Одна, в белом до пят одеянии, с головой, закрытой капюшоном. Башня была высока, открыта небу, и Анна присела на верхнюю ступеньку, точно так же, вспомнилось мне, как садилась она на скамеечку перед камином в доме Виктора, приподняв одно колено и опершись на него локтем. Сегодня, как вчера, хотя вчера отстояло на двадцать шесть лет, мы снова остались одни в зале усадьбы в Шропшире, и умиротворение, испытанное мною тогда, вернулось вновь. Я хотел преклонить перед ней колена и взять ее за руку, но лишь подошел и встал у стены, сложив руки на груди.

— Итак, вы все-таки нашли нас, — прервала молчание Анна. — Хотя и не сразу.

Не изменился и ее нежный, ровный голос.

— Вы привели меня сюда? Вы позвали меня после катастрофы самолета?

Анна засмеялась, и я уверовал, что никогда не расставался с ней. Монте Верита останавливала время.

— Я хотела, чтобы вы пришли сюда гораздо раньше, но вы закрыли от меня свой мозг. Словно положили на рычаг телефонную трубку. Разговор по телефону может состояться, если в нем участвуют двое, не так ли?

— Да, — кивнул я, — даже наши последние изобретения требуют, чтобы на другом конце провода замкнулся контакт. Но мозг устроен иначе.

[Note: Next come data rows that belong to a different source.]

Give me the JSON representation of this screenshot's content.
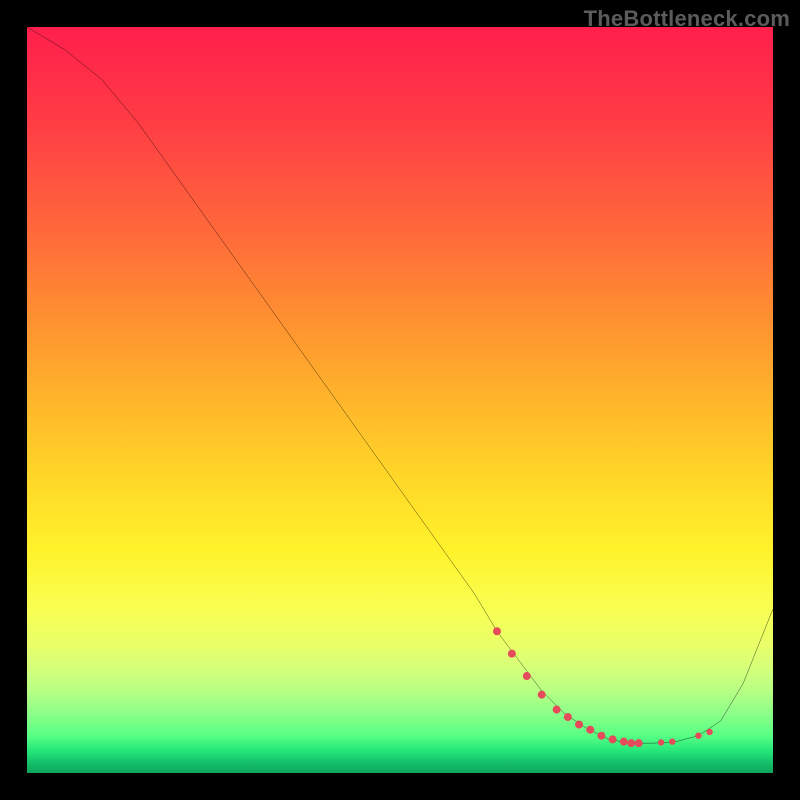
{
  "watermark": "TheBottleneck.com",
  "chart_data": {
    "type": "line",
    "title": "",
    "xlabel": "",
    "ylabel": "",
    "xlim": [
      0,
      100
    ],
    "ylim": [
      0,
      100
    ],
    "grid": false,
    "series": [
      {
        "name": "curve",
        "x": [
          0,
          5,
          10,
          15,
          20,
          25,
          30,
          35,
          40,
          45,
          50,
          55,
          60,
          63,
          66,
          69,
          72,
          75,
          78,
          81,
          84,
          87,
          90,
          93,
          96,
          100
        ],
        "y": [
          100,
          97,
          93,
          87,
          80,
          73,
          66,
          59,
          52,
          45,
          38,
          31,
          24,
          19,
          15,
          11,
          8,
          6,
          4.5,
          4,
          4,
          4.2,
          5,
          7,
          12,
          22
        ]
      }
    ],
    "scatter": {
      "name": "points",
      "color": "#e54b5b",
      "x": [
        63,
        65,
        67,
        69,
        71,
        72.5,
        74,
        75.5,
        77,
        78.5,
        80,
        81,
        82,
        85,
        86.5,
        90,
        91.5
      ],
      "y": [
        19,
        16,
        13,
        10.5,
        8.5,
        7.5,
        6.5,
        5.8,
        5,
        4.5,
        4.2,
        4,
        4,
        4.1,
        4.2,
        5,
        5.5
      ],
      "r": [
        4,
        4,
        4,
        4,
        4,
        4,
        4,
        4,
        4,
        4,
        4,
        4,
        4,
        3.2,
        3.2,
        3.2,
        3.2
      ]
    }
  }
}
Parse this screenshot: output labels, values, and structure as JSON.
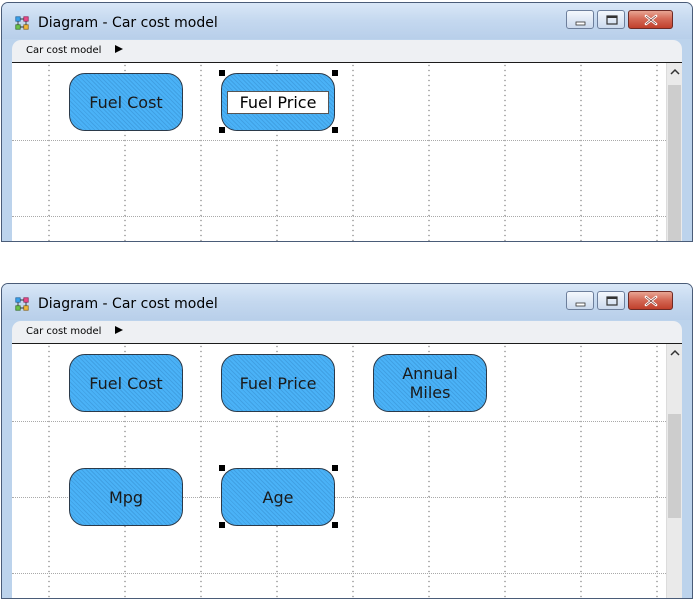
{
  "windows": [
    {
      "title": "Diagram - Car cost model",
      "breadcrumb": "Car cost model",
      "nodes": [
        {
          "label": "Fuel Cost",
          "editing": false,
          "selected": false
        },
        {
          "label": "Fuel Price",
          "editing": true,
          "selected": true
        }
      ]
    },
    {
      "title": "Diagram - Car cost model",
      "breadcrumb": "Car cost model",
      "nodes": [
        {
          "label": "Fuel Cost",
          "editing": false,
          "selected": false
        },
        {
          "label": "Fuel Price",
          "editing": false,
          "selected": false
        },
        {
          "label": "Annual\nMiles",
          "editing": false,
          "selected": false
        },
        {
          "label": "Mpg",
          "editing": false,
          "selected": false
        },
        {
          "label": "Age",
          "editing": false,
          "selected": true
        }
      ]
    }
  ],
  "icons": {
    "app": "diagram-app-icon",
    "minimize": "minimize-icon",
    "maximize": "maximize-icon",
    "close": "close-icon",
    "breadcrumb_arrow": "triangle-right-icon",
    "scroll_up": "chevron-up-icon"
  },
  "colors": {
    "node_fill": "#4ab2f7",
    "titlebar": "#c4d8ef",
    "close_button": "#c0402c"
  }
}
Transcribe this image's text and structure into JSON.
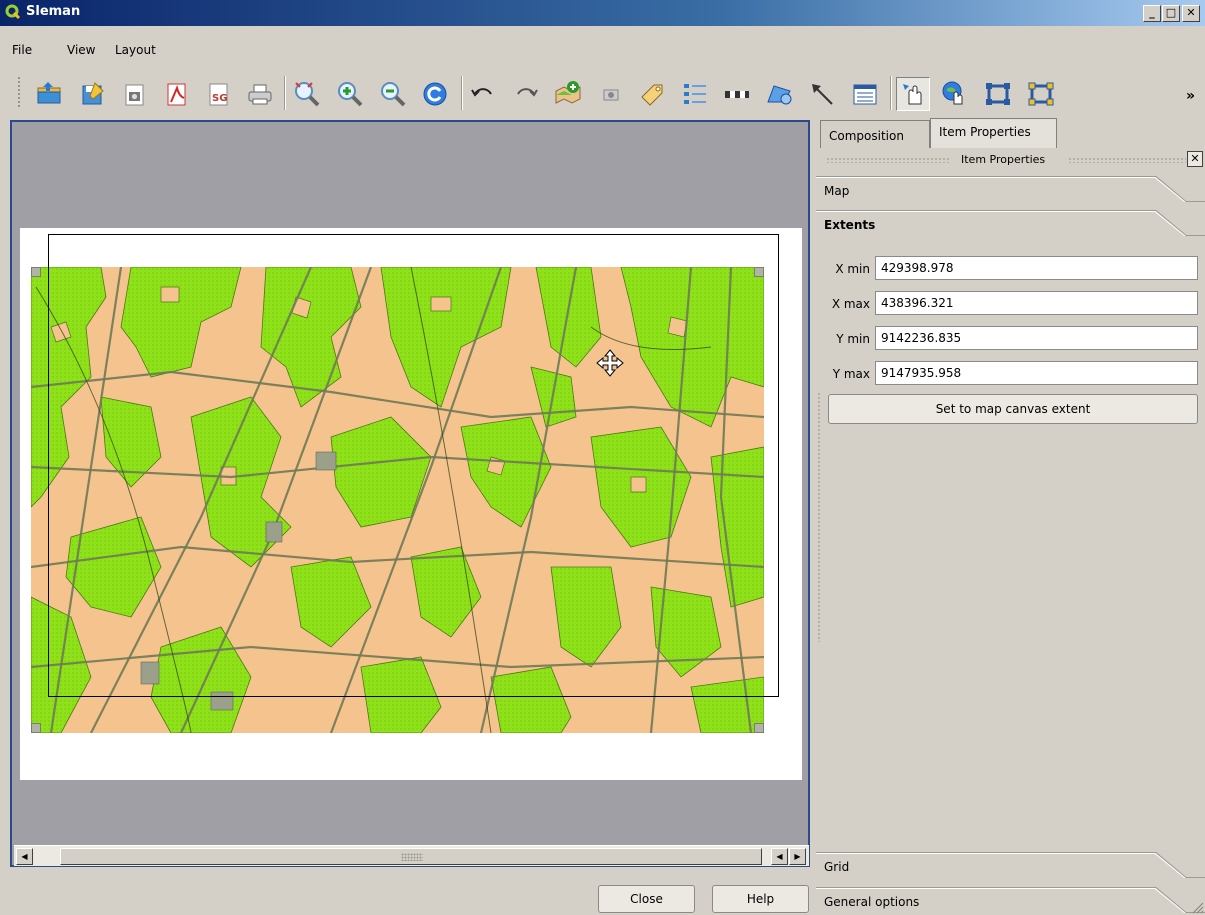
{
  "window": {
    "title": "Sleman"
  },
  "menu": {
    "items": [
      "File",
      "View",
      "Layout"
    ]
  },
  "toolbar": {
    "tools": [
      "load-from-template",
      "save-as-template",
      "export-image",
      "export-pdf",
      "export-svg",
      "print",
      "zoom-full",
      "zoom-in",
      "zoom-out",
      "refresh",
      "undo",
      "redo",
      "add-map",
      "add-image",
      "add-label",
      "add-legend",
      "add-scalebar",
      "add-shape",
      "add-arrow",
      "add-table",
      "select-move-item",
      "move-item-content",
      "group-items",
      "ungroup-items"
    ],
    "more": "»"
  },
  "panel": {
    "tabs": [
      "Composition",
      "Item Properties"
    ],
    "active_tab": "Item Properties",
    "dock_title": "Item Properties",
    "sections": {
      "map": "Map",
      "extents": "Extents",
      "grid": "Grid",
      "general": "General options"
    },
    "extents": {
      "xmin_label": "X min",
      "xmin": "429398.978",
      "xmax_label": "X max",
      "xmax": "438396.321",
      "ymin_label": "Y min",
      "ymin": "9142236.835",
      "ymax_label": "Y max",
      "ymax": "9147935.958"
    },
    "set_extent_button": "Set to map canvas extent"
  },
  "footer": {
    "close": "Close",
    "help": "Help"
  },
  "colors": {
    "land": "#f5c48e",
    "vegetation": "#8fe11a",
    "road": "#6f7a56",
    "title_bar": "#0a246a"
  }
}
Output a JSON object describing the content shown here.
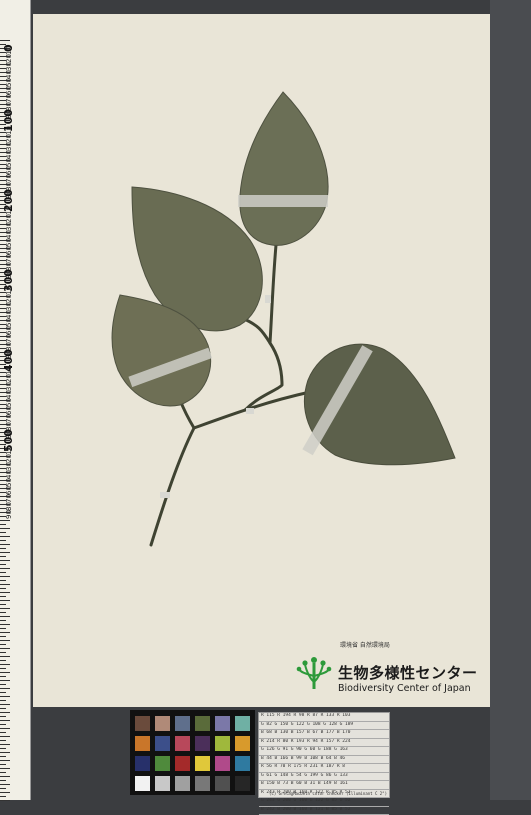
{
  "ruler": {
    "major_labels": [
      "0",
      "100",
      "200",
      "300",
      "400",
      "500"
    ],
    "minor_labels": [
      "10",
      "20",
      "30",
      "40",
      "50",
      "60",
      "70",
      "80",
      "90"
    ]
  },
  "institution": {
    "ministry": "環境省 自然環境局",
    "name_jp": "生物多様性センター",
    "name_en": "Biodiversity Center of Japan"
  },
  "color_chart": {
    "rows": [
      [
        "#6a4b3c",
        "#b08a78",
        "#5f6f8c",
        "#5a6b3a",
        "#7b78a8",
        "#6fb0a4"
      ],
      [
        "#c9762a",
        "#3c4f8a",
        "#b8485b",
        "#4b2f5a",
        "#9fb83c",
        "#d89a2c"
      ],
      [
        "#27306a",
        "#4f8a3c",
        "#a42a2a",
        "#e0c83a",
        "#b04a8a",
        "#2f7aa0"
      ],
      [
        "#f2f2f2",
        "#c8c8c8",
        "#a0a0a0",
        "#787878",
        "#505050",
        "#262626"
      ]
    ]
  },
  "reference_table": {
    "rows": [
      "R 115  R 194  R 98   R 87   R 133  R 103",
      "G 82   G 150  G 122  G 108  G 128  G 189",
      "B 68   B 130  B 157  B 67   B 177  B 170",
      "R 214  R 80   R 193  R 94   R 157  R 224",
      "G 126  G 91   G 90   G 60   G 188  G 163",
      "B 44   B 166  B 99   B 108  B 64   B 46",
      "R 56   R 70   R 175  R 231  R 187  R 8",
      "G 61   G 148  G 54   G 199  G 86   G 133",
      "B 150  B 73   B 60   B 31   B 149  B 161",
      "R 243  R 200  R 160  R 122  R 85   R 52",
      "G 243  G 200  G 160  G 122  G 85   G 52",
      "B 242  B 200  B 160  B 121  B 85   B 52"
    ],
    "footer": "(c) GretagMacbeth color checker  (Illuminant C 2°)"
  }
}
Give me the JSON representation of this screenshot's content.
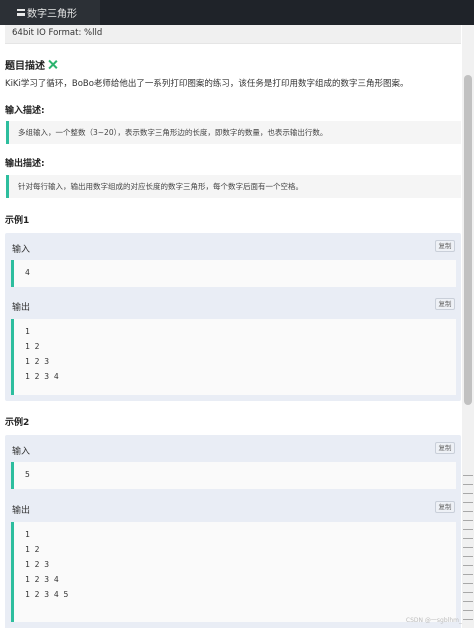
{
  "tab": {
    "title": "数字三角形",
    "icon": "menu-icon"
  },
  "io_format": "64bit IO Format: %lld",
  "problem": {
    "title": "题目描述",
    "expand_icon": "expand-icon",
    "description": "KiKi学习了循环，BoBo老师给他出了一系列打印图案的练习，该任务是打印用数字组成的数字三角形图案。"
  },
  "input_desc": {
    "heading": "输入描述:",
    "text": "多组输入，一个整数（3~20），表示数字三角形边的长度，即数字的数量，也表示输出行数。"
  },
  "output_desc": {
    "heading": "输出描述:",
    "text": "针对每行输入，输出用数字组成的对应长度的数字三角形，每个数字后面有一个空格。"
  },
  "examples": [
    {
      "title": "示例1",
      "input_label": "输入",
      "output_label": "输出",
      "copy_label": "复制",
      "input_lines": [
        "4"
      ],
      "output_lines": [
        "1",
        "1 2",
        "1 2 3",
        "1 2 3 4"
      ]
    },
    {
      "title": "示例2",
      "input_label": "输入",
      "output_label": "输出",
      "copy_label": "复制",
      "input_lines": [
        "5"
      ],
      "output_lines": [
        "1",
        "1 2",
        "1 2 3",
        "1 2 3 4",
        "1 2 3 4 5"
      ]
    }
  ],
  "watermark": "CSDN @一sgblhm_"
}
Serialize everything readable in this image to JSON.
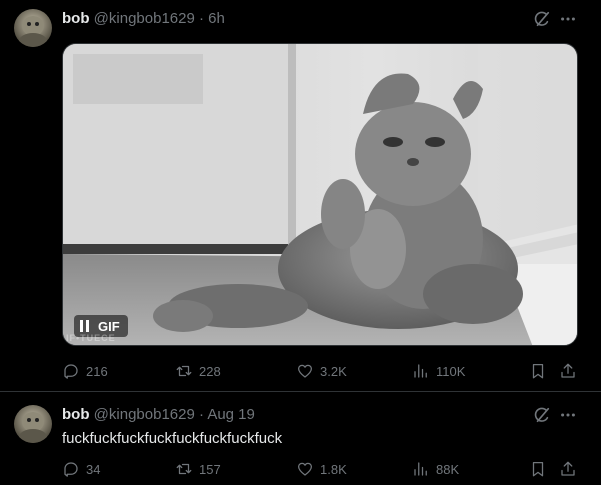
{
  "posts": [
    {
      "display_name": "bob",
      "handle": "@kingbob1629",
      "separator": "·",
      "time": "6h",
      "text": "",
      "media": {
        "type": "gif",
        "badge": "GIF",
        "watermark": "IF•TUECE"
      },
      "stats": {
        "replies": "216",
        "reposts": "228",
        "likes": "3.2K",
        "views": "110K"
      }
    },
    {
      "display_name": "bob",
      "handle": "@kingbob1629",
      "separator": "·",
      "time": "Aug 19",
      "text": "fuckfuckfuckfuckfuckfuckfuckfuck",
      "stats": {
        "replies": "34",
        "reposts": "157",
        "likes": "1.8K",
        "views": "88K"
      }
    }
  ],
  "colors": {
    "background": "#000000",
    "text": "#e7e9ea",
    "muted": "#71767b",
    "divider": "#2f3336"
  },
  "icons": [
    "grok-icon",
    "more-icon",
    "reply-icon",
    "retweet-icon",
    "like-icon",
    "views-icon",
    "bookmark-icon",
    "share-icon",
    "pause-icon"
  ]
}
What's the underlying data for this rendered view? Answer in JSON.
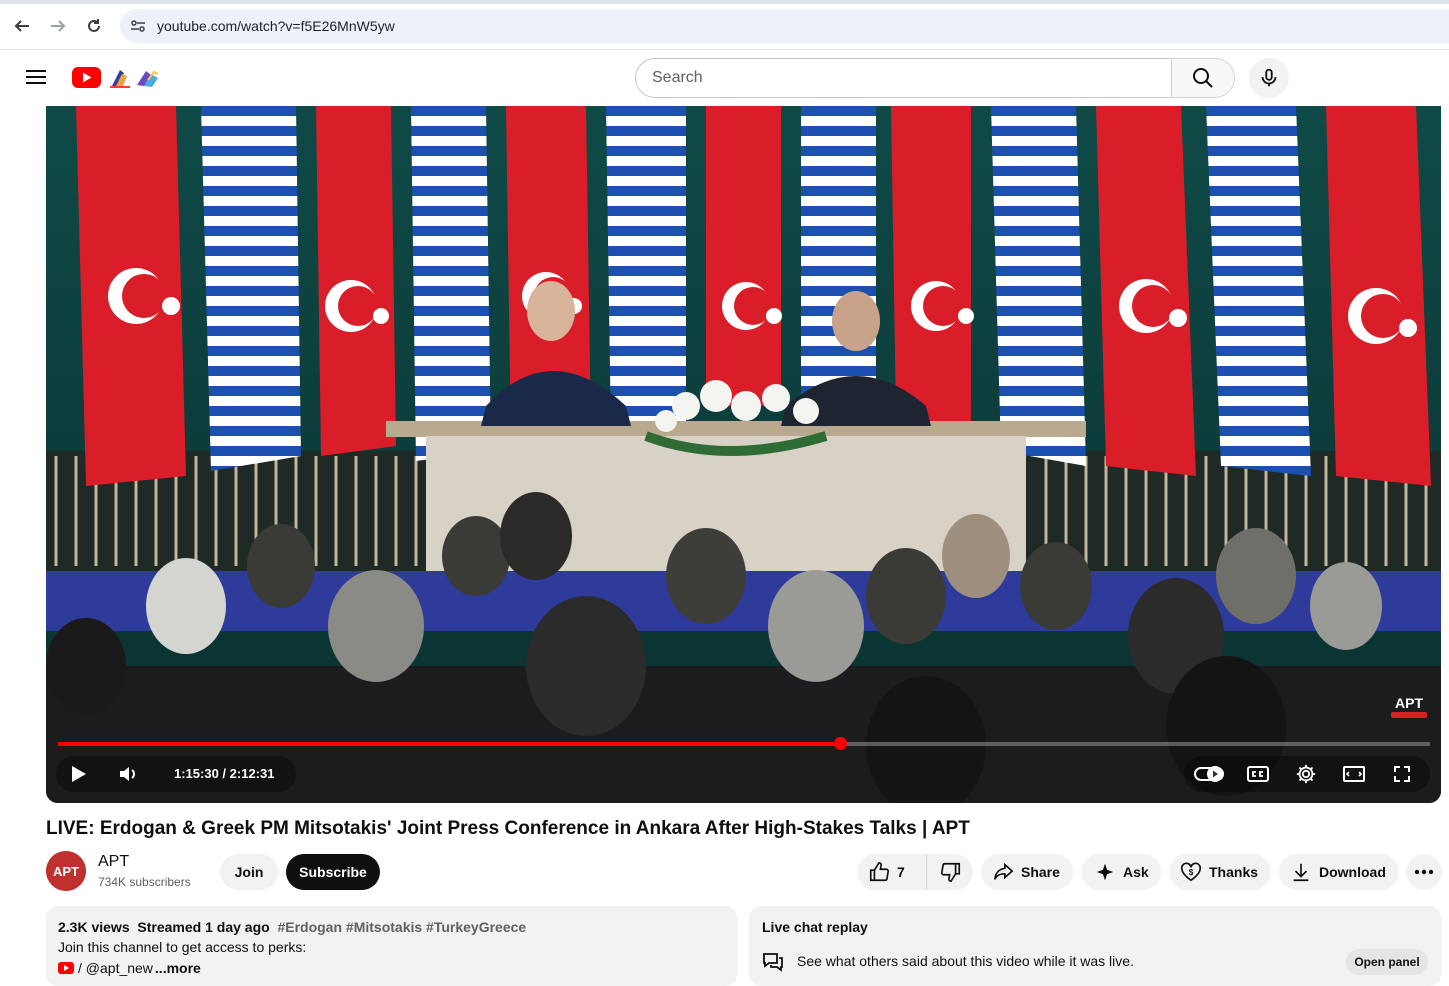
{
  "browser": {
    "url": "youtube.com/watch?v=f5E26MnW5yw"
  },
  "header": {
    "search_placeholder": "Search"
  },
  "player": {
    "current_time": "1:15:30",
    "duration": "2:12:31",
    "time_separator": " / ",
    "progress_fraction": 0.57,
    "watermark": "APT"
  },
  "video": {
    "title": "LIVE: Erdogan & Greek PM Mitsotakis' Joint Press Conference in Ankara After High-Stakes Talks | APT"
  },
  "channel": {
    "avatar_text": "APT",
    "name": "APT",
    "subscribers": "734K subscribers",
    "join_label": "Join",
    "subscribe_label": "Subscribe"
  },
  "actions": {
    "like_count": "7",
    "share_label": "Share",
    "ask_label": "Ask",
    "thanks_label": "Thanks",
    "download_label": "Download"
  },
  "description": {
    "views": "2.3K views",
    "streamed": "Streamed 1 day ago",
    "hashtags": "#Erdogan #Mitsotakis #TurkeyGreece",
    "line2": "Join this channel to get access to perks:",
    "link_prefix": "/ @apt_new",
    "more_label": "...more"
  },
  "chat": {
    "title": "Live chat replay",
    "description": "See what others said about this video while it was live.",
    "open_panel_label": "Open panel"
  },
  "colors": {
    "accent_red": "#ff0000",
    "brand_red": "#ff0000",
    "subscribe_bg": "#0f0f0f",
    "pill_bg": "#f2f2f2"
  }
}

— Долгие годы ваш мозг напоминал запертый ящик. Жаль, у нас так много общего. Виктору приходилось излагать свои мысли на бумаге, вас я поняла бы без слов.

И тут, думаю, во мне затеплилась первая искорка надежды. Мне показалось, что еще не все потеряно.

— Вы прочли письмо Виктора и мое. Вы знаете, что он умирает?

— Да, — ответила Анна, — он давно болеет. Поэтому я хотела, чтобы на этот раз вы приехали сюда, находились рядом с ним в его последний час. С ним будет все в порядке, когда вы вернетесь к нему и скажете, что говорили со мной. Он очень обрадуется.